Im sorry, where are my manners? My name is Anae (Aww-NAE) and this is a story about two family members...sort of, who found themselves in a....situation.

Lets start at the point where it all matters. The family Labor Day BBQ.

I always loved any major Holiday where majority of my family was off work and they came over to our house to BBQ, celebrate, eat, or just be leeches and eat. Either way I loved family BBQs, they were my favorite. It always just felt right when everyone was around, old school 80s-90s Jazz or R&B was playing from my dads man cave that had a sliding door entrance to the backyard patio where we had all 3 grills set up. The music would just pour out into the yard and everything just felt right. 

The kids would be over at the end of the yard where the slip and slide would be set up and do endless runs going back and forth on it. Adding soap whenever they felt like it to make it more fun.

I was always in the kitchen. It overlooked the backyard and had a TV set up so I was never really needing to go outside. I love family BBQs but I do not do summer weather, its just a no from me. With this hair and this melanin skin??? Yeah see cause no. 

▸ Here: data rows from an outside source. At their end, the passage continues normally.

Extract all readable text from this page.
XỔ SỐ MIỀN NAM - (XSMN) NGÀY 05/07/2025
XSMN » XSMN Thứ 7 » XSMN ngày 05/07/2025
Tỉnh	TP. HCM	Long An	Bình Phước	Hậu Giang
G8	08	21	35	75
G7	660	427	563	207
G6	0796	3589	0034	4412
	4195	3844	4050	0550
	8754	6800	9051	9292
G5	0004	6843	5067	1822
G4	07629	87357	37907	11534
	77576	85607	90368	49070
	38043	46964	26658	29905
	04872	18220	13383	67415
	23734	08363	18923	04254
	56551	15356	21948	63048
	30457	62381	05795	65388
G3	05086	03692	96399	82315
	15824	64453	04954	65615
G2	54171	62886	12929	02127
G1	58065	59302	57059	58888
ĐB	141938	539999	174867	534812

Anyway, I had to work this year on labor day though. Moving back home after a failed career in California, put me in a position to go back to where I started. Being a waitress at Applebees. I know, ghetto. So my dad came and knocked on my door this morning just how he use to do when I was in school, so I could get the backyard ready for today. I dont know why, when my ass aint even gone be here to enjoy the party! I am a daddies girl though so I didnt argue.

Finishing getting ready for work, I finish putting my hair in a poof pony and swoop my baby hairs. More like slay my baby hairs cause damn I'm good. Apply my winged eyeliner, put on some lash blast Maybelline mascara, add some silver hoops cause the bigger the hoops the bigger the---- I see you attend the weekly hoe meeting seminars as well. Finishing my look with some clear roll on lip-gloss cause I'm nostalgic like that.

Damn, my ass is hella cute. Literally and metaphorically speaking. 

Not only did I move back home after a failed career, I also got dumped lolololol. So on top of being ashamed and embarrassed for myself, I was also 15 pounds lighter.  So thanks to post break up sadness, I went from a size 8 to a size 5. While god blessed me to keep my curves, and by curves I mean my ass and tits, everything else was not so thicker than a snicker. None the less I still have a pretty good figure if I do say so myself.